Unlocking the Quantum Code: The Mysterious World of Qubits
- Only one 80G graphics card is needed, and the large model can understand hour-long videos.
- Zhiyuan Research Institute teamed up with Shanghai Jiao Tong University, Renmin University of China, Peking University, Beijing University of Posts and Telecommunications and other universities to bring the...
- It uses the native ability of language models (LLM) to compress long visual sequences, not only retaining the ability to understand short videos, but also showing excellent generalization...
subtlety
2024-10-28 17:30:03 Source: Qubits
Zhiyuan Research Institute cooperates with many universities to bring
Yunzhong came from Aofei Temple
Qubits | Public account QbitAI
Only one 80G graphics card is needed, and the large model can understand hour-long videos.
Zhiyuan Research Institute teamed up with Shanghai Jiao Tong University, Renmin University of China, Peking University, Beijing University of Posts and Telecommunications and other universities to bring the latest achievement of the ultra-long video understanding large model Video-XL.

It uses the native ability of language models (LLM) to compress long visual sequences, not only retaining the ability to understand short videos, but also showing excellent generalization capabilities in long video understanding.
Compared with models of the same parameter scale, Video-XL ranks first in multiple tasks on multiple mainstream long video understanding benchmarks.。
And it achieves a good balance between efficiency and performance,Only a graphics card with 80G video memory can process 2048 frames of input (sampling hour-long video), and achieve an accuracy of close to 95% in the video “needle in the haystack” task。

△Figure 1: The maximum number of frames supported by different long video models on a single 80G graphics card and their performance on Video-MME
You know, long video understanding is one of the core capabilities of multi-modal large models, and it is also a key step towards general artificial intelligence (AGI).
However, existing multi-modal large models still face the dual challenges of poor performance and low efficiency when processing ultra-long videos of more than 10 minutes.
Video-XL is here for this, the model code has beenOpen source。
In the future, it is expected toMovie summarization, video anomaly detection, ad placement detectionIt has shown extensive application value in other application scenarios and has become a powerful long video understanding assistant.
Using MLLM for long video understanding has great research and application prospects. However, current video understanding models often can only handle shorter videos and cannot handle videos longer than ten minutes.
Although some long video understanding models have recently emerged in the research community, these works mainly suffer from the following problems:
Information loss caused by compressing visual tokens: In order to adapt the fixed window length of the language model to the large number of visual tokens brought by long videos, many methods try to design mechanisms to compress visual tokens. For example, LLaMA-VID mainly reduces the number of tokens, while MovieChat and MALMM design memory modules to compress frames. Information is compressed. However, compressing visual information inevitably leads to information loss and performance degradation.
Imbalance between performance and efficiency: Related work LongVA attempts to expand the context window of the finetune language model and successfully generalizes short video understanding capabilities to long videos. LongVila optimizes the cost of long video training and proposes a paradigm for efficient long video training. However, these works do not consider the computational overhead caused by the increase in the number of video frames during inference.

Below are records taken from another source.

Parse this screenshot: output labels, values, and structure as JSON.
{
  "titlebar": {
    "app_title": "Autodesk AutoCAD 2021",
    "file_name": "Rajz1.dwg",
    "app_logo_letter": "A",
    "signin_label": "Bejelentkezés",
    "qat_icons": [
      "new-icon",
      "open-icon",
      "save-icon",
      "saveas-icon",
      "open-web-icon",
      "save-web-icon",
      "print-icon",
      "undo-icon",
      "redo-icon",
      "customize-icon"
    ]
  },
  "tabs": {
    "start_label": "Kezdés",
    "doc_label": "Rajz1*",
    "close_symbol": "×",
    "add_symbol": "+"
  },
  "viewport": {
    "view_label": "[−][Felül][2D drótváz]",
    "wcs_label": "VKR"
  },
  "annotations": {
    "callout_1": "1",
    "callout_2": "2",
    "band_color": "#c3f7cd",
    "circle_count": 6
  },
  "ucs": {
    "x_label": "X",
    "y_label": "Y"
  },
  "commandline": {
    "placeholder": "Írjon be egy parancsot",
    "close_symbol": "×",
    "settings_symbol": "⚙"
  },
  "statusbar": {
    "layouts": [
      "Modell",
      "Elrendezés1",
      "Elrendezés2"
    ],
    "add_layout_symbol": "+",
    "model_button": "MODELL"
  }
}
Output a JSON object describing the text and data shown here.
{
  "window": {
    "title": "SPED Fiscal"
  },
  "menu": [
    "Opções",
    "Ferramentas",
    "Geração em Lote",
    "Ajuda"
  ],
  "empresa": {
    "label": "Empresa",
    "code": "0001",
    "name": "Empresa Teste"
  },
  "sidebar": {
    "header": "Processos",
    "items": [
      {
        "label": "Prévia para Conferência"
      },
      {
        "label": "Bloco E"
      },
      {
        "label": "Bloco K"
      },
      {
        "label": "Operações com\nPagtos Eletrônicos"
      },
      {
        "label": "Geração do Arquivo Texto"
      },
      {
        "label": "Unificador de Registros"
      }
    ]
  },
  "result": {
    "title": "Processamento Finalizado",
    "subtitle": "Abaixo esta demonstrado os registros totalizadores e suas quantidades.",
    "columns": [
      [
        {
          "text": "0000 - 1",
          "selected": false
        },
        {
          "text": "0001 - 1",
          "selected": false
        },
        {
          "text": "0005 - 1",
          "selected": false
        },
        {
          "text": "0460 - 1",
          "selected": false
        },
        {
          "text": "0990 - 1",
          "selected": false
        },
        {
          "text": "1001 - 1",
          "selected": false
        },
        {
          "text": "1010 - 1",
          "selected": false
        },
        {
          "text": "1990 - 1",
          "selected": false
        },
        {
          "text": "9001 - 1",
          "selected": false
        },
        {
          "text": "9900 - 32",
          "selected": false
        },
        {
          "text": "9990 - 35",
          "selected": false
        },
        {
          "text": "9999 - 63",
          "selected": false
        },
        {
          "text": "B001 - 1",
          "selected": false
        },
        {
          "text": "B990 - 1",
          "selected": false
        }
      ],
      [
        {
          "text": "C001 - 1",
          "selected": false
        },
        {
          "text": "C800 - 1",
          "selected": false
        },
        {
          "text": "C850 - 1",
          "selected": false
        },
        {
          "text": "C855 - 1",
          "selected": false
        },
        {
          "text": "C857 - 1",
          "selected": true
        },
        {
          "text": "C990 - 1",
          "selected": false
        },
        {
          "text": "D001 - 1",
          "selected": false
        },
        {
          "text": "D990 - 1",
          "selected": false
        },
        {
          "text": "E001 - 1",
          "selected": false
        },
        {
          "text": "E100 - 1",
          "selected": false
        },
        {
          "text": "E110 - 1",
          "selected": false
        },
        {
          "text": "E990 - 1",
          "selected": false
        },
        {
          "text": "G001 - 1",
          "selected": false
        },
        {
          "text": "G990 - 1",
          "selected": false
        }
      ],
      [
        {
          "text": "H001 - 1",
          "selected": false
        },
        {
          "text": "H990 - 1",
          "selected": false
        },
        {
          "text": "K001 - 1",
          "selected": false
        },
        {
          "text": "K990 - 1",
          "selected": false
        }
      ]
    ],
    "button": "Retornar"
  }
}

△Figure 2: Video-XL model structure diagram
As shown in Figure 2, the overall model structure of Video-XL is similar to the structure of mainstream MLLMs, consisting of a visual encoder (CLIP), a visual-language mapper (2-layer MLP) and a language model (Qwen-7B).
What’s special is that in order to handle multi-modal data in various formats (single image, multi-image and video),Video-XL establishes a unified visual encoding mechanism。
For multi-image and video data, each frame is input into CLIP separately; for a single image, it is divided into multiple image blocks, and the image blocks are input into CLIP for encoding. Therefore, an N-frame video or an N-image block image will be uniformly marked with N × M visual tokens.
Compared with previous long video models that directly compress visual tokens, Video-XL attempts to use the context modeling capabilities of language models to perform lossless compression of long visual sequences. For the visual signal sequence output by the visual language connector:

Where n is the number of visual tokens. The goal of Video-XL is to compress X into a more compact visual representation C (|C|
Inspired by Activation Beacon, Video-XL introduces a new special tag called Visual Summary Tag (VST), denoted as . Based on this, the hidden layer features of the visual signal can be compressed into the activation representation of VST in LLM (Key and Value values of each layer). Specifically, the visual signal sequence X is first divided into windows of size w (the default length of each window is 1440):

Next, the compression ratio is first determined for each window and a set of VST markers is inserted in the visual marker sequence in an alternating manner. During this process, the change in visual token representation can be expressed by the following formula:

The LLM will process each window one by one for encoding and use an additional projection matrix to process the hidden values of the VST in each layer of self-attention modules. After encoding is completed, the activation values of ordinary visual markers are discarded, while the activation values of VST are retained and accumulated as a visual signal proxy when processing subsequent windows.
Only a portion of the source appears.